GEORGE, ukmdanbursa.com – Ketua Umum Serikat Pekerja IMPPI William Yani Wea mengatakan, kelompok negara-negara G20 tidak boleh menjadi forum elitis yang hanya menguntungkan negara-negara maju dan korporasi besar. Ia juga mendesak kelompok 20 negara/ekonomi dengan produk domestik bruto terbesar itu agar tidak hanya fokus pada pertumbuhan ekonomi, tetapi menjadikan pekerja sebagai subjek utama pembangunan.
“Kami prihatin dengan ketimpangan kebijakan global. Kami perwakilan serikat pekerja dari berbagai negara menyerukan pentingnya solidaritas global dan reformasi sistem ekonomi melalui Kontrak Sosial Baru,” katanya dalam keterangan usai menghadiri Konferensi Tingkat Tinggi Serikat Buruh atau Labour 20 (L20) Summit 2025 di Fancourt, George, Afrika Selatan, Rabu (30/7/2025).
Mengusung tema besar “Mendorong Solidaritas, Kesetaraan, dan Keberlanjutan melalui Kontrak Sosial Baru”, forum global itu menjadi suara penting gerakan buruh dunia dalam proses pengambilan keputusan G20.
Berita terkait:
Astra Otoparts (AUTO) Solid Mengarungi Fluktuasi Ekonomi, Ekspor Melejit

Ia mengatakan, pihaknya mendorong agar serikat pekerja tidak hanya menjadi pendengar simbolik, tapi mitra sejajar dalam menyusun arah kebijakan global. Negara-negara berkembang, termasuk pekerjanya, punya hak atas pemulihan ekonomi yang adil.
“Forum tahunan L20 Summit 2025 ini menjadi wadah strategis bagi suara pekerja untuk terlibat dalam proses G20, dengan menyoroti isu ketimpangan, krisis iklim, perdagangan eksploitatif, dan pekerjaan tidak layak,” papar William.

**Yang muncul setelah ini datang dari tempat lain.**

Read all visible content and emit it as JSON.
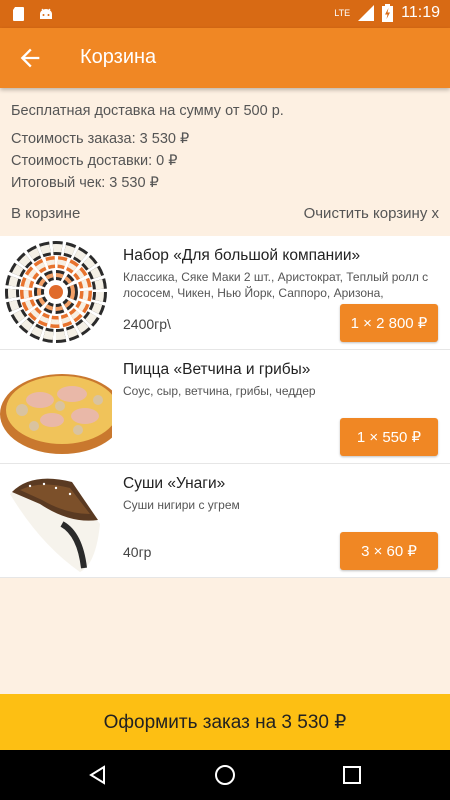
{
  "status_bar": {
    "time": "11:19",
    "network": "LTE",
    "icons": [
      "sd-card-icon",
      "android-icon",
      "signal-icon",
      "battery-charging-icon"
    ]
  },
  "app_bar": {
    "back_icon": "arrow-back-icon",
    "title": "Корзина"
  },
  "info": {
    "free_delivery": "Бесплатная доставка на сумму от 500 р.",
    "order_cost": "Стоимость заказа: 3 530 ₽",
    "delivery_cost": "Стоимость доставки: 0 ₽",
    "total": "Итоговый чек: 3 530 ₽"
  },
  "cart": {
    "heading": "В корзине",
    "clear": "Очистить корзину x",
    "items": [
      {
        "name": "Набор «Для большой компании»",
        "description": "Классика, Сяке Маки 2 шт., Аристократ, Теплый ролл с лососем, Чикен, Нью Йорк, Саппоро, Аризона, Калифорния",
        "weight": "2400гр\\",
        "button": "1 × 2 800 ₽"
      },
      {
        "name": "Пицца «Ветчина и грибы»",
        "description": "Соус, сыр, ветчина, грибы, чеддер",
        "weight": "",
        "button": "1 × 550 ₽"
      },
      {
        "name": "Суши «Унаги»",
        "description": "Суши нигири с угрем",
        "weight": "40гр",
        "button": "3 × 60 ₽"
      }
    ]
  },
  "order_button": "Оформить заказ на 3 530 ₽",
  "colors": {
    "status_bar": "#d86a14",
    "app_bar": "#f08724",
    "background": "#fdf0e2",
    "accent_button": "#f08724",
    "order_button": "#fdbf13"
  }
}
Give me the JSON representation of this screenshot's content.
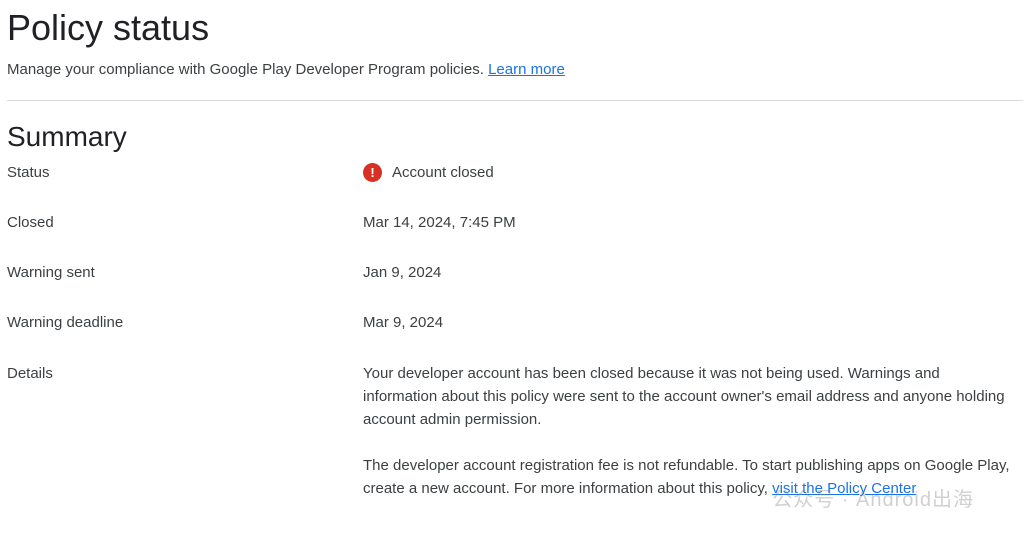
{
  "header": {
    "title": "Policy status",
    "subtitle": "Manage your compliance with Google Play Developer Program policies.",
    "learn_more": "Learn more"
  },
  "summary": {
    "title": "Summary",
    "status_label": "Status",
    "status_value": "Account closed",
    "closed_label": "Closed",
    "closed_value": "Mar 14, 2024, 7:45 PM",
    "warning_sent_label": "Warning sent",
    "warning_sent_value": "Jan 9, 2024",
    "warning_deadline_label": "Warning deadline",
    "warning_deadline_value": "Mar 9, 2024",
    "details_label": "Details",
    "details_p1": "Your developer account has been closed because it was not being used. Warnings and information about this policy were sent to the account owner's email address and anyone holding account admin permission.",
    "details_p2_text": "The developer account registration fee is not refundable. To start publishing apps on Google Play, create a new account. For more information about this policy,",
    "details_p2_link": "visit the Policy Center"
  },
  "colors": {
    "error": "#d93025",
    "link": "#1a73e8"
  },
  "icons": {
    "status": "error-icon"
  },
  "watermark": "公众号 · Android出海"
}
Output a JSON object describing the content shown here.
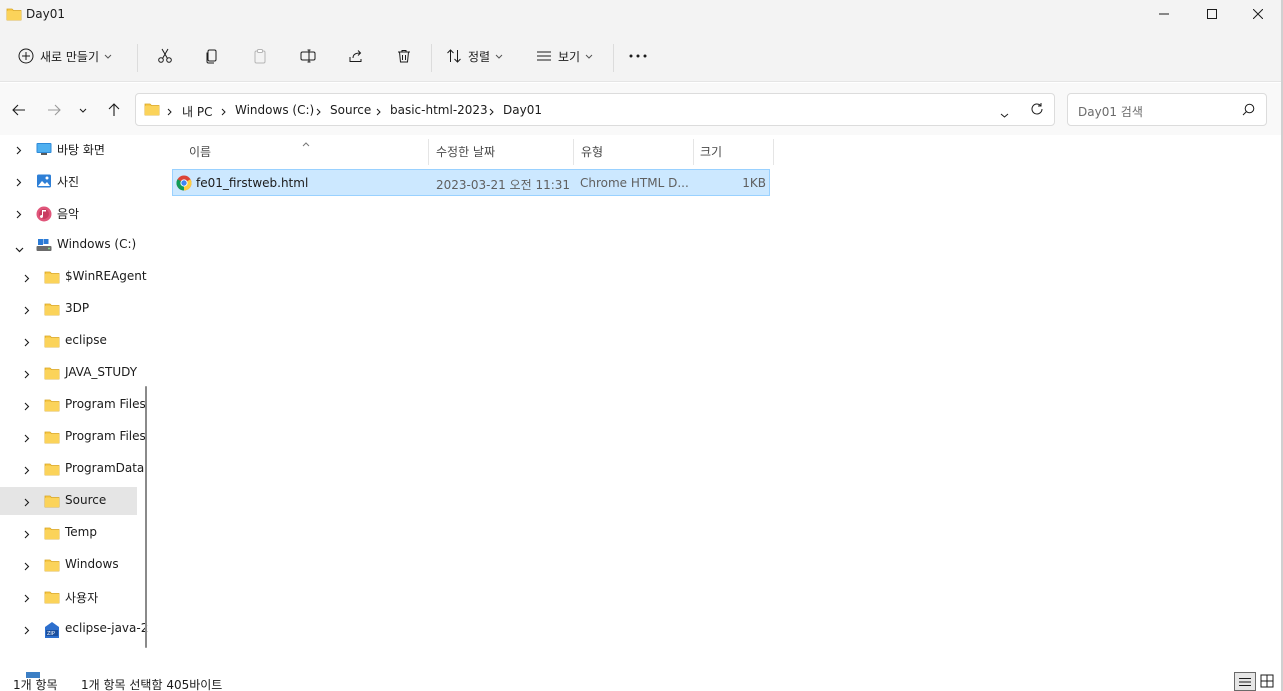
{
  "window": {
    "title": "Day01"
  },
  "commandbar": {
    "new_label": "새로 만들기",
    "sort_label": "정렬",
    "view_label": "보기",
    "more_label": "···"
  },
  "address": {
    "crumbs": [
      "내 PC",
      "Windows (C:)",
      "Source",
      "basic-html-2023",
      "Day01"
    ]
  },
  "search": {
    "placeholder": "Day01 검색"
  },
  "sidebar": {
    "items": [
      {
        "label": "바탕 화면",
        "icon": "desktop-icon"
      },
      {
        "label": "사진",
        "icon": "pictures-icon"
      },
      {
        "label": "음악",
        "icon": "music-icon"
      },
      {
        "label": "Windows (C:)",
        "icon": "drive-icon",
        "expanded": true
      },
      {
        "label": "$WinREAgent",
        "icon": "folder-icon"
      },
      {
        "label": "3DP",
        "icon": "folder-icon"
      },
      {
        "label": "eclipse",
        "icon": "folder-icon"
      },
      {
        "label": "JAVA_STUDY",
        "icon": "folder-icon"
      },
      {
        "label": "Program Files",
        "icon": "folder-icon"
      },
      {
        "label": "Program Files",
        "icon": "folder-icon"
      },
      {
        "label": "ProgramData",
        "icon": "folder-icon"
      },
      {
        "label": "Source",
        "icon": "folder-icon",
        "selected": true
      },
      {
        "label": "Temp",
        "icon": "folder-icon"
      },
      {
        "label": "Windows",
        "icon": "folder-icon"
      },
      {
        "label": "사용자",
        "icon": "folder-icon"
      },
      {
        "label": "eclipse-java-2",
        "icon": "zip-icon"
      }
    ]
  },
  "columns": {
    "name": "이름",
    "modified": "수정한 날짜",
    "type": "유형",
    "size": "크기"
  },
  "files": [
    {
      "name": "fe01_firstweb.html",
      "modified": "2023-03-21 오전 11:31",
      "type": "Chrome HTML D...",
      "size": "1KB",
      "selected": true
    }
  ],
  "status": {
    "count": "1개 항목",
    "selection": "1개 항목 선택함 405바이트"
  },
  "colors": {
    "selection": "#cce8ff",
    "folder": "#f8c948",
    "accent": "#0067c0"
  }
}
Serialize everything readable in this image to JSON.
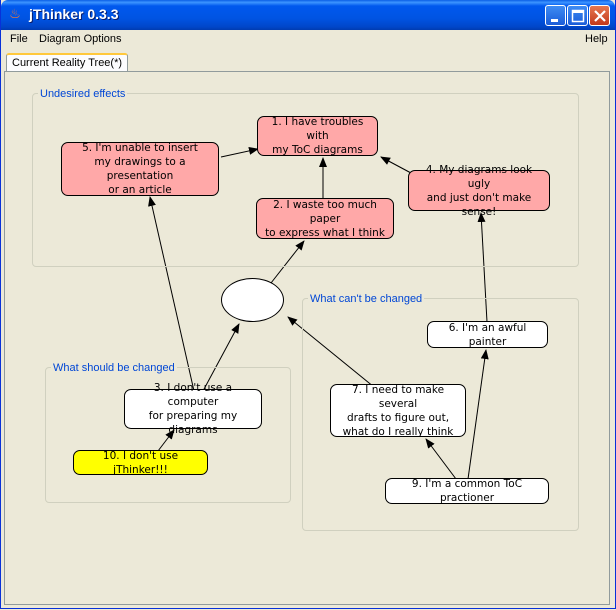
{
  "window": {
    "title": "jThinker 0.3.3"
  },
  "menu": {
    "file": "File",
    "diagram_options": "Diagram Options",
    "help": "Help"
  },
  "tab": {
    "label": "Current Reality Tree(*)"
  },
  "groups": {
    "undesired": "Undesired effects",
    "cant_change": "What can't be changed",
    "should_change": "What should be changed"
  },
  "nodes": {
    "n1": "1. I have troubles with\nmy ToC diagrams",
    "n2": "2. I waste too much paper\nto express what I think",
    "n3": "3. I don't use a computer\nfor preparing my diagrams",
    "n4": "4. My diagrams look ugly\nand just don't make sense!",
    "n5": "5. I'm unable to insert\nmy drawings to a presentation\nor an article",
    "n6": "6. I'm an awful painter",
    "n7": "7. I need to make several\ndrafts to figure out,\nwhat do I really think",
    "n9": "9. I'm a common ToC practioner",
    "n10": "10. I don't use jThinker!!!"
  },
  "colors": {
    "undesired_fill": "#FFA8A8",
    "highlight_fill": "#FFFF00",
    "neutral_fill": "#FFFFFF",
    "group_label": "#0046D5"
  }
}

Delegasi Indonesia yang menghadiri forum tersebut adalah Ketua Umum Serikat Pekerja Informal Migran dan Pekerja Profesional Indonesia (SP IMPPI) William Yani Wea sebagai perwakilan dari KSPSI AGN, dan Presiden Konfederasi Serikat Buruh Seluruh Indonesia (KSBSI) Elly Rosita Silaban.
Indonesia Jangan Terus Dibebani Skema Berat Sebelah
Ia menegaskan pula, negara berkembang seperti Indonesia tidak bisa terus dibebani oleh skema yang berat sebelah. “Isu yang menjadi perhatian utama, antara lain, ketimpangan pemulihan pascapandemi, krisis geopolitik yang mengancam stabilitas global, serta perlunya transisi hijau yang adil (just transition). Dalam diskusi bertema ‘Kebijakan Industri Hijau dan Transisi yang Adil’, delegasi Indonesia juga menyuarakan pentingnya perlindungan sosial bagi pekerja sektor terdampak seperti tambang dan energi fosil,” ujarnya.

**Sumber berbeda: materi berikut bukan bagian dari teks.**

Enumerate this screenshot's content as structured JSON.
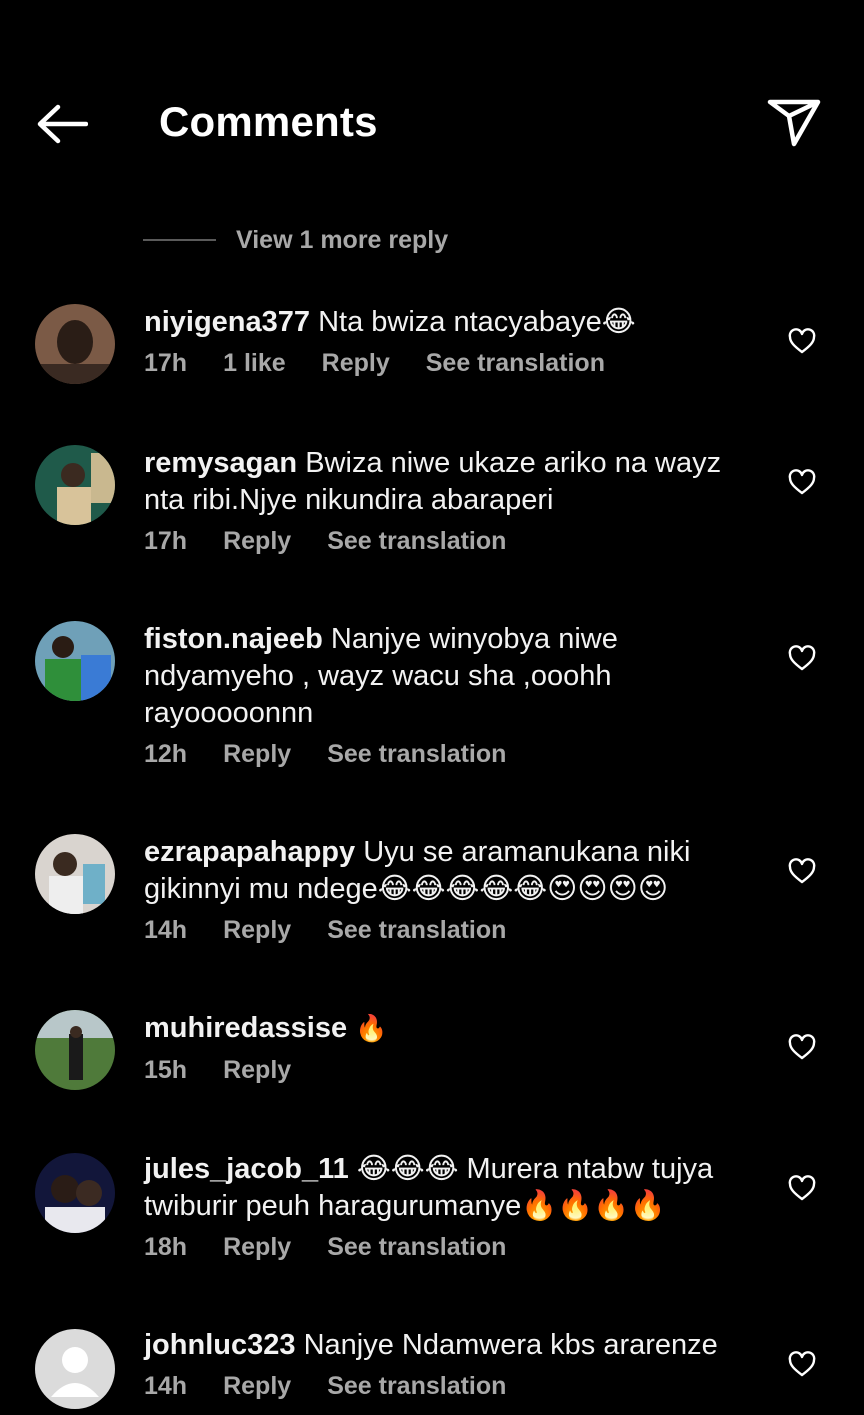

William yang tengah melanjutkan pendidikan S3 di IPDN itu menyampaikan bahwa Indonesia masih menghadapi tantangan serius dalam melindungi pekerja informal dan rentan. Ini terutama dalam konteks ekonomi digital dan perubahan iklim.
“Kita tidak bisa bicara tentang keberlanjutan tanpa keadilan. Transisi hijau harus melibatkan pekerja dari awal, dengan jaminan pelatihan, perlindungan pendapatan, dan pekerjaan baru yang layak,” tandasnya.
L20 juga menyoroti dampak perdagangan bebas terhadap eksploitasi pekerja dan kerusakan lingkungan. Para peserta menyuarakan agar semua perjanjian dagang ke depan wajib mencantumkan perlindungan hak-hak dasar pekerja sesuai standar ILO, serta memastikan keterlibatan serikat dalam proses perundingan.
Para pembicara dalam L20 Summit juga menekankan bahwa G20 harus membuka ruang yang lebih besar bagi suara pekerja dalam setiap proses kebijakan global, dan forum ini menjadi bagian penting dalam menjembatani suara rakyat pekerja ke meja-meja kekuasaan.